Avocat spécialisé en droit du dommage corporel

Professeur émérite à l’Université de Haute-Alsace

Directeur honoraire du CERDACC

L’ordre public pénal est essentiel à notre vie en société.
Il conditionne les comportements et fixe les limites des interdits.

Il est, par nature, protecteur car l’objectif du droit pénal est avant tout de protéger la société lorsque la norme pénale a été transgressée volontairement ou involontairement.

Ici il s’agit de lutter démocratiquement contre le terrorisme, là d’un ordre public de protection contre une délinquance technologique qui engendre des accidents collectifs ou sériels.

L’avènement de pôles judiciaires spécialisés en matière de terrorisme et d’accidents collectifs, localisés principalement à Paris, va de pair avec l’émergence d’un parquet dédié et spécialisé.

Pour mémoire, on rappellera qu’il existe un second pôle accidents collectifs et santé à Marseille.

La prise de position des parquets de ces pôles, dès leur saisine, sur les qualifications puis dans la phase d’instruction et de jugement, est tout sauf anodine.

Elle donne la tonalité et conditionne la dynamique du procès pénal.

Il peut y avoir dissonance avec les positions des parties civiles dont la place n’a jamais été aussi importante et tant reconnue.

Le débat et la réflexion sur la densité de cette présence et l’amplitude des prises de position des victimes devenant parties civiles, sont ouverts.

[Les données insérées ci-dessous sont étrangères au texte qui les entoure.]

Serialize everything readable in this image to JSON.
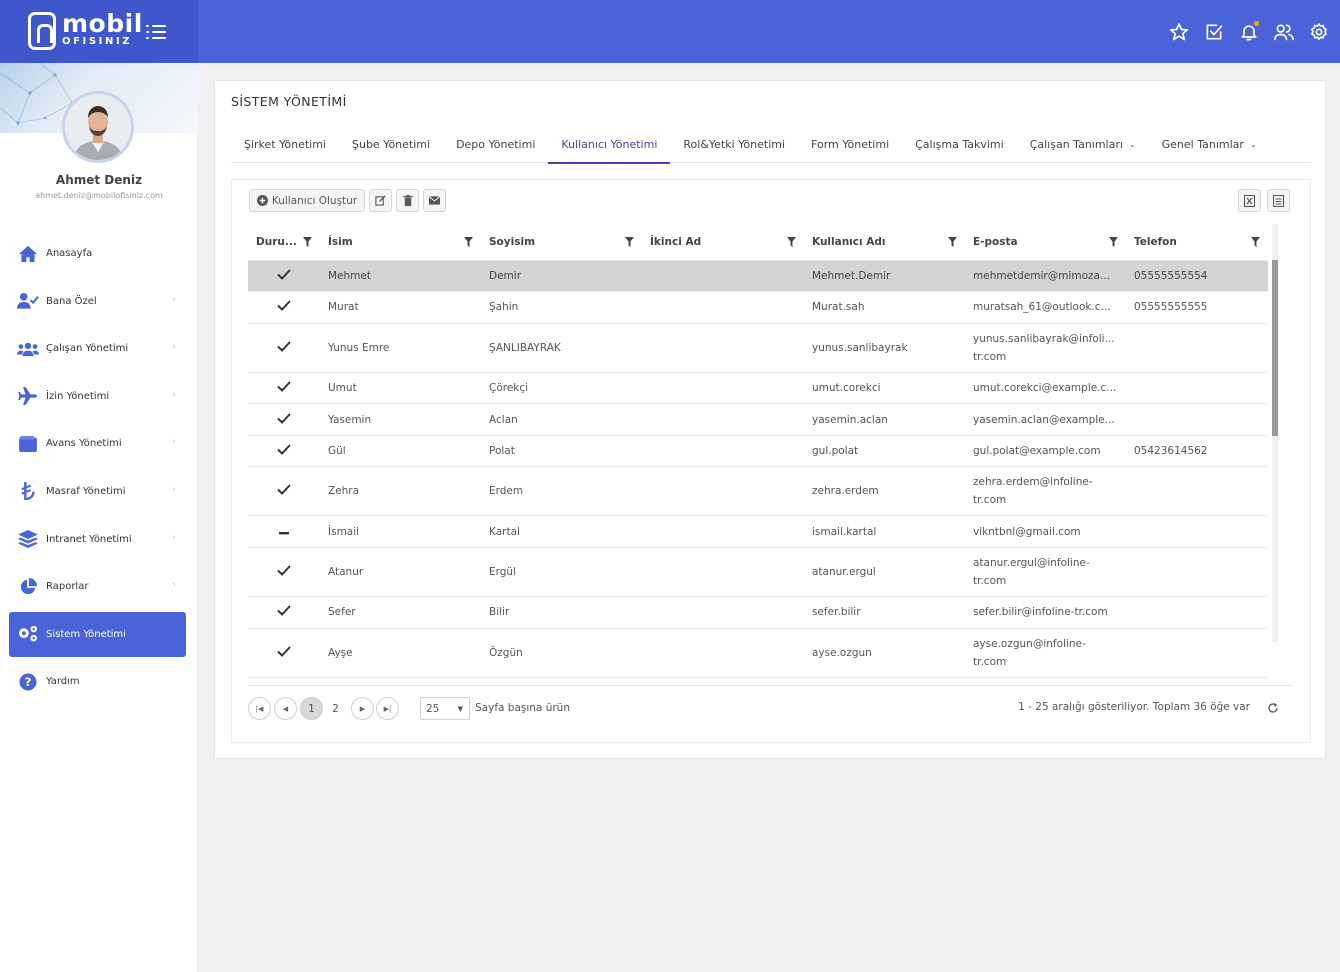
{
  "logo": {
    "main": "mobil",
    "sub": "OFISINIZ"
  },
  "profile": {
    "name": "Ahmet Deniz",
    "email": "ahmet.deniz@mobilofisiniz.com"
  },
  "menu": [
    {
      "label": "Anasayfa",
      "icon": "home-icon",
      "has_children": false
    },
    {
      "label": "Bana Özel",
      "icon": "user-check-icon",
      "has_children": true
    },
    {
      "label": "Çalışan Yönetimi",
      "icon": "users-icon",
      "has_children": true
    },
    {
      "label": "İzin Yönetimi",
      "icon": "plane-icon",
      "has_children": true
    },
    {
      "label": "Avans Yönetimi",
      "icon": "wallet-icon",
      "has_children": true
    },
    {
      "label": "Masraf Yönetimi",
      "icon": "lira-icon",
      "has_children": true
    },
    {
      "label": "Intranet Yönetimi",
      "icon": "layers-icon",
      "has_children": true
    },
    {
      "label": "Raporlar",
      "icon": "pie-chart-icon",
      "has_children": true
    },
    {
      "label": "Sistem Yönetimi",
      "icon": "gears-icon",
      "has_children": false,
      "active": true
    },
    {
      "label": "Yardım",
      "icon": "help-icon",
      "has_children": false
    }
  ],
  "page": {
    "title": "SİSTEM YÖNETİMİ"
  },
  "tabs": [
    {
      "label": "Şirket Yönetimi"
    },
    {
      "label": "Şube Yönetimi"
    },
    {
      "label": "Depo Yönetimi"
    },
    {
      "label": "Kullanıcı Yönetimi",
      "active": true
    },
    {
      "label": "Rol&Yetki Yönetimi"
    },
    {
      "label": "Form Yönetimi"
    },
    {
      "label": "Çalışma Takvimi"
    },
    {
      "label": "Çalışan Tanımları",
      "dropdown": true
    },
    {
      "label": "Genel Tanımlar",
      "dropdown": true
    }
  ],
  "toolbar": {
    "create_label": "Kullanıcı Oluştur"
  },
  "columns": [
    "Duru...",
    "İsim",
    "Soyisim",
    "İkinci Ad",
    "Kullanıcı Adı",
    "E-posta",
    "Telefon"
  ],
  "rows": [
    {
      "status": "check",
      "first": "Mehmet",
      "last": "Demir",
      "middle": "",
      "username": "Mehmet.Demir",
      "email": "mehmetdemir@mimoza...",
      "phone": "05555555554",
      "selected": true
    },
    {
      "status": "check",
      "first": "Murat",
      "last": "Şahin",
      "middle": "",
      "username": "Murat.sah",
      "email": "muratsah_61@outlook.c...",
      "phone": "05555555555"
    },
    {
      "status": "check",
      "first": "Yunus Emre",
      "last": "ŞANLIBAYRAK",
      "middle": "",
      "username": "yunus.sanlibayrak",
      "email": "yunus.sanlibayrak@infoli... tr.com",
      "phone": "",
      "tall": true
    },
    {
      "status": "check",
      "first": "Umut",
      "last": "Çörekçi",
      "middle": "",
      "username": "umut.corekci",
      "email": "umut.corekci@example.c...",
      "phone": ""
    },
    {
      "status": "check",
      "first": "Yasemin",
      "last": "Aclan",
      "middle": "",
      "username": "yasemin.aclan",
      "email": "yasemin.aclan@example...",
      "phone": ""
    },
    {
      "status": "check",
      "first": "Gül",
      "last": "Polat",
      "middle": "",
      "username": "gul.polat",
      "email": "gul.polat@example.com",
      "phone": "05423614562"
    },
    {
      "status": "check",
      "first": "Zehra",
      "last": "Erdem",
      "middle": "",
      "username": "zehra.erdem",
      "email": "zehra.erdem@infoline- tr.com",
      "phone": "",
      "tall": true
    },
    {
      "status": "dash",
      "first": "İsmail",
      "last": "Kartal",
      "middle": "",
      "username": "ismail.kartal",
      "email": "vlkntbnl@gmail.com",
      "phone": ""
    },
    {
      "status": "check",
      "first": "Atanur",
      "last": "Ergül",
      "middle": "",
      "username": "atanur.ergul",
      "email": "atanur.ergul@infoline- tr.com",
      "phone": "",
      "tall": true
    },
    {
      "status": "check",
      "first": "Sefer",
      "last": "Bilir",
      "middle": "",
      "username": "sefer.bilir",
      "email": "sefer.bilir@infoline-tr.com",
      "phone": ""
    },
    {
      "status": "check",
      "first": "Ayşe",
      "last": "Özgün",
      "middle": "",
      "username": "ayse.ozgun",
      "email": "ayse.ozgun@infoline- tr.com",
      "phone": "",
      "tall": true
    }
  ],
  "pager": {
    "pages": [
      "1",
      "2"
    ],
    "current": "1",
    "page_size": "25",
    "page_size_label": "Sayfa başına ürün",
    "info": "1 - 25 aralığı gösteriliyor. Toplam 36 öğe var"
  }
}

Les postures sont diverses :

–  victimes porteuses de paroles témoignant des effrois, des souffrances, des pertes irréversibles d’êtres aimés ;

– victimes qui s’érigent en procureurs privés ;

– ou encore victimes plus modérées venant simplement au soutien de l’accusation, rigoureuses mais pas sans audace et ingéniosité tant la matière pénale et la procédure pénale dans leurs dimensions de droit national et supra national sont aujourd’hui foisonnantes de richesse d’interprétations.

Il y a beaucoup de nuances :

Les deux procès hors normes de l’attentat de Nice et du crash de Rio sont une exemplaire illustration de ces problématiques nouvellement perceptibles.

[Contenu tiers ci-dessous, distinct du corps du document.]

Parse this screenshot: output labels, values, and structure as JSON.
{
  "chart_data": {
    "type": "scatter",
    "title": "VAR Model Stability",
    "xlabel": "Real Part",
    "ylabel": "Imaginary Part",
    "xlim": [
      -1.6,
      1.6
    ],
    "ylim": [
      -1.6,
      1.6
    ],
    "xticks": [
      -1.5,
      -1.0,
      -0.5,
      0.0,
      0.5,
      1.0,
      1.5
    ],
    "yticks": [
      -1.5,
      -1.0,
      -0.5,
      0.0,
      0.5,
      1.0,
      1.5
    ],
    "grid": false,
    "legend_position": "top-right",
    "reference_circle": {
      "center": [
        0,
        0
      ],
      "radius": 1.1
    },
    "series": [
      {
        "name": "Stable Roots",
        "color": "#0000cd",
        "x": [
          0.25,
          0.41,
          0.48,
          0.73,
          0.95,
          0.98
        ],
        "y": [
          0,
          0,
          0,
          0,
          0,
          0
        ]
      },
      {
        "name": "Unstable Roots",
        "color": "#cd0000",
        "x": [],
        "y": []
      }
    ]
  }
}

Ainsi en a-t-il été du débat sur la qualification d’association de malfaiteurs terroristes devant la Cour d’assises spéciale qui a jugé et condamné les huit accusés de l’attentat de Nice du 14 juillet 2016.

Cette qualification a été retenue pour deux d’entre eux (A LIRE ICI L’attentat de Nice entre 2 et 15 ans de prison requis par le parquet national anti-terroriste contre les accusés.pdf  et  A LIRE ICI Procès de l’attentat de Nice des peines prononcées allant de deux à 18 ans de réclusion criminelle)

Auparavant, lors des plaidoiries, des nuances s’étaient exprimées.

Et il en va encore de même à propos de la position du parquet dans les réquisitions prise au procès du crash du vol Rio-Paris ayant causé 228 victimes le 1er juin 2019 qui se sont achevées ainsi : « Nous ne sommes pas en mesure de requérir la condamnation d’Air France et d’Airbus. »

A LIRE ICI Crash du Rio-Paris pourquoi le parquet n’a pas requis la condamnation d’Airbus et d’Air France – Le Parisien.pdf

A l’évidence les plaques tectoniques du processus pénal bougent. Les acteurs endossent de nouveaux habits et jouent de nouvelles partitions.

Voilà un territoire à explorer et à décoder.

D’autres procès hors normes s’annoncent, ils devraient conforter notre constat provisoire. Le traitement judiciaire des événements hors normes gérés par les pôles spécialisés modifie en profondeur les pratiques et les postures.